Belly fat on the other hand? We can blame that part of the equation on hormones. While they aren’t solely responsible for your menobelly, they are the reason why your stomach and hips have gotten larger. Your falling hormone levels control where you gain that fat, and it ends up precisely where you don’t want it, right around your mid-section!
Simple Stretches to Get Rid of Your Menobelly
Want the good news? You have options! The first option is MenoSlim Tea, designed specifically for women in menopause to activate their fat burning metabolism.
However, you’ll also want to get up, move more, and stay active. Not ready to start running marathons? No worries – we aren’t either. But there are some stretches that will help flatten your tummy and work for women of all fitness levels.
Are you ready? Let’s stretch!
Seated Twists
These are amazing! Sit on the floor with your feet and legs straight out in front of you. Bend your right knee and place it over your left leg. Keeping your arms loose, turn your torso in that same direction.
You’ll feel your abdominal muscles stretching. Hold the pose for ten seconds before repeating on the other side of your body. Repeat up to five times.

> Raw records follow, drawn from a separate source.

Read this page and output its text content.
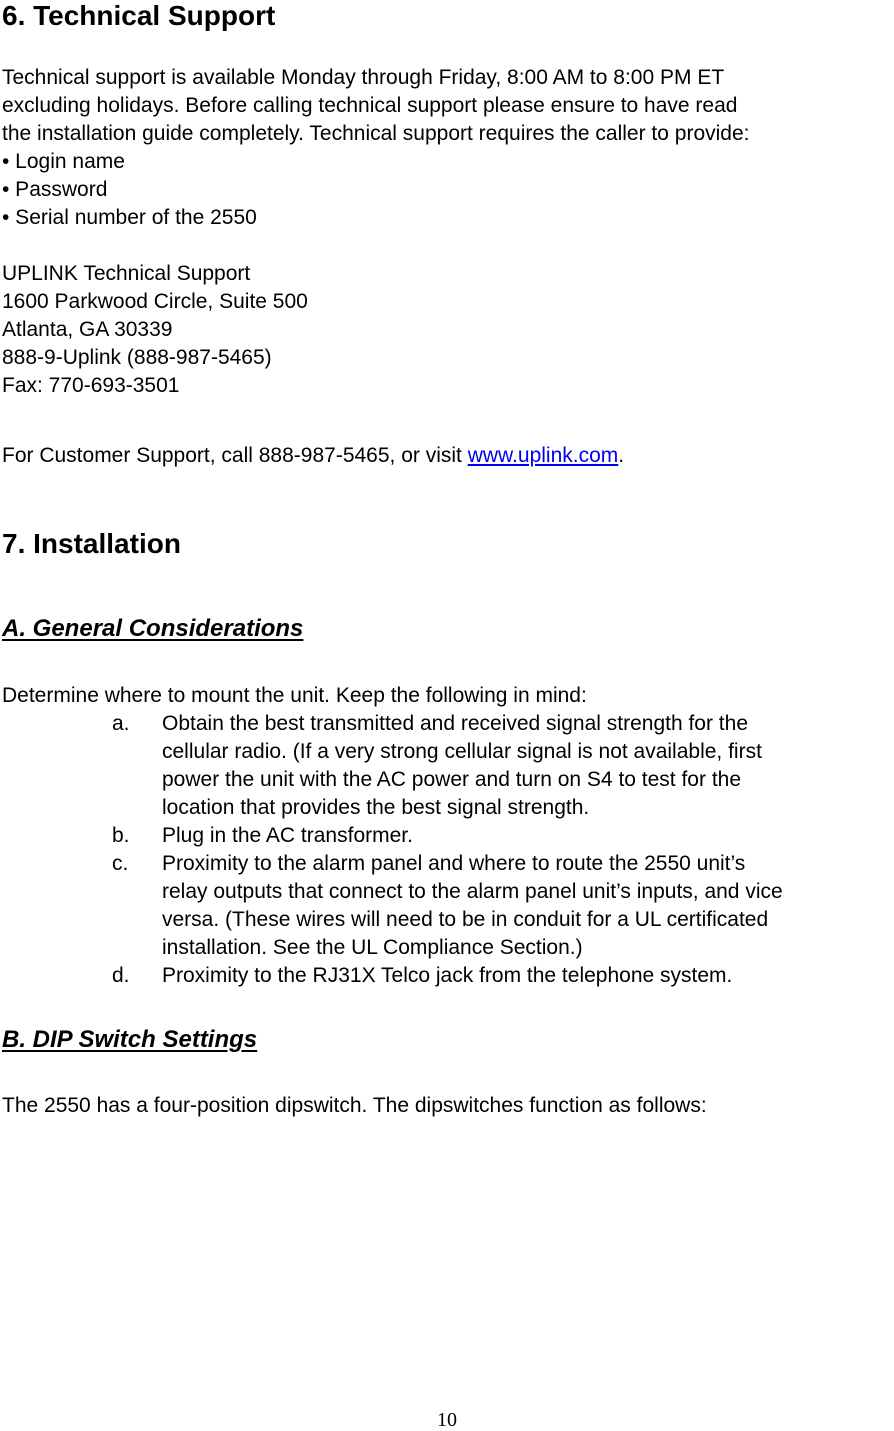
6. Technical Support

Technical support is available Monday through Friday, 8:00 AM to 8:00 PM ET
excluding holidays. Before calling technical support please ensure to have read
the installation guide completely. Technical support requires the caller to provide:

• Login name
• Password
• Serial number of the 2550
UPLINK Technical Support
1600 Parkwood Circle, Suite 500
Atlanta, GA 30339
888-9-Uplink (888-987-5465)
Fax: 770-693-3501
For Customer Support, call 888-987-5465, or visit www.uplink.com.
7. Installation
A. General Considerations
Determine where to mount the unit. Keep the following in mind:
a. Obtain the best transmitted and received signal strength for the
cellular radio. (If a very strong cellular signal is not available, first
power the unit with the AC power and turn on S4 to test for the
location that provides the best signal strength.
b. Plug in the AC transformer.
c. Proximity to the alarm panel and where to route the 2550 unit’s
relay outputs that connect to the alarm panel unit’s inputs, and vice
versa. (These wires will need to be in conduit for a UL certificated
installation. See the UL Compliance Section.)
d. Proximity to the RJ31X Telco jack from the telephone system.
B. DIP Switch Settings
The 2550 has a four-position dipswitch. The dipswitches function as follows:
10
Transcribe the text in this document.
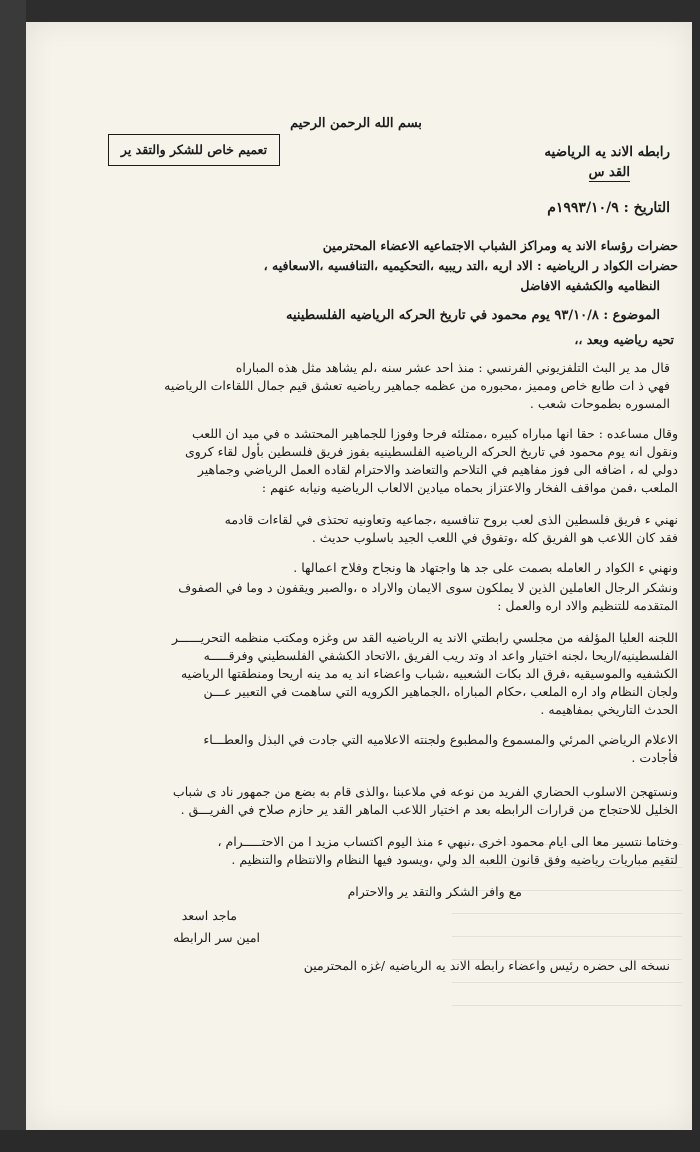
بسم الله الرحمن الرحيم
رابطه الاند يه الرياضيه
القد س
تعميم خاص للشكر والتقد ير
التاريخ : ١٩٩٣/١٠/٩م
حضرات رؤساء الاند يه ومراكز الشباب الاجتماعيه الاعضاء المحترمين
حضرات الكواد ر الرياضيه : الاد اريه ،التد ريبيه ،التحكيميه ،التنافسيه ،الاسعافيه ،
النظاميه والكشفيه الافاضل
الموضوع : ٩٣/١٠/٨ يوم محمود في تاريخ الحركه الرياضيه الفلسطينيه
تحيه رياضيه وبعد ،،
قال مد ير البث التلفزيوني الفرنسي : منذ احد عشر سنه ،لم يشاهد مثل هذه المباراه
فهي ذ ات طابع خاص ومميز ،محبوره من عظمه جماهير رياضيه تعشق قيم جمال اللقاءات الرياضيه
المسوره بطموحات شعب .
وقال مساعده : حقا انها مباراه كبيره ،ممتلئه فرحا وفوزا للجماهير المحتشد ه في ميد ان اللعب
ونقول انه يوم محمود في تاريخ الحركه الرياضيه الفلسطينيه بفوز فريق فلسطين بأول لقاء كروى
دولي له ، اضافه الى فوز مفاهيم في التلاحم والتعاضد والاحترام لقاده العمل الرياضي وجماهير
الملعب ،فمن مواقف الفخار والاعتزاز بحماه ميادين الالعاب الرياضيه ونيابه عنهم :
نهني ء فريق فلسطين الذى لعب بروح تنافسيه ،جماعيه وتعاونيه تحتذى في لقاءات قادمه
فقد كان اللاعب هو الفريق كله ،وتفوق في اللعب الجيد باسلوب حديث .
ونهني ء الكواد ر العامله بصمت على جد ها واجتهاد ها ونجاح وفلاح اعمالها .
ونشكر الرجال العاملين الذين لا يملكون سوى الايمان والاراد ه ،والصبر ويقفون د وما في الصفوف
المتقدمه للتنظيم والاد اره والعمل :
اللجنه العليا المؤلفه من مجلسي رابطتي الاند يه الرياضيه القد س وغزه ومكتب منظمه التحريــــــر
الفلسطينيه/اريحا ،لجنه اختيار واعد اد وتد ريب الفريق ،الاتحاد الكشفي الفلسطيني وفرقـــــه
الكشفيه والموسيقيه ،فرق الد بكات الشعبيه ،شباب واعضاء اند يه مد ينه اريحا ومنطقتها الرياضيه
ولجان النظام واد اره الملعب ،حكام المباراه ،الجماهير الكرويه التي ساهمت في التعبير عـــن
الحدث التاريخي بمفاهيمه .
الاعلام الرياضي المرئي والمسموع والمطبوع ولجنته الاعلاميه التي جادت في البذل والعطـــاء
فأجادت .
ونستهجن الاسلوب الحضاري الفريد من نوعه في ملاعبنا ،والذى قام به بضع من جمهور ناد ى شباب
الخليل للاحتجاج من قرارات الرابطه بعد م اختيار اللاعب الماهر القد ير حازم صلاح في الفريـــق .
وختاما نتسير معا الى ايام محمود اخرى ،نبهي ء منذ اليوم اكتساب مزيد ا من الاحتـــــرام ،
لتقيم مباريات رياضيه وفق قانون اللعبه الد ولي ،ويسود فيها النظام والانتظام والتنظيم .
مع وافر الشكر والتقد ير والاحترام
ماجد اسعد
امين سر الرابطه
نسخه الى حضره رئيس واعضاء رابطه الاند يه الرياضيه /غزه المحترمين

You can go a little deeper in the twist each time.
The Cat Cow
More than just a funny name, this stretch can help strengthen your abdominal muscles and help strengthen your back muscles.
Arrange yourself on a yoga mat or clean patch of floor, so you’re on your hands and knees. Your arms should be stretched so that your hands are flat on the floor.
Then, arch your back upwards while tucking your chin into your upper torso, like a cat.
Hold the position for 15 seconds, then extend your neck and head backwards while dropping your stomach down – the exact opposite of the previous movement, making you resemble a cow.
Hold this for 15 seconds as well, and then repeat four times. Slow and controlled and remember to breathe. This one feels amazing!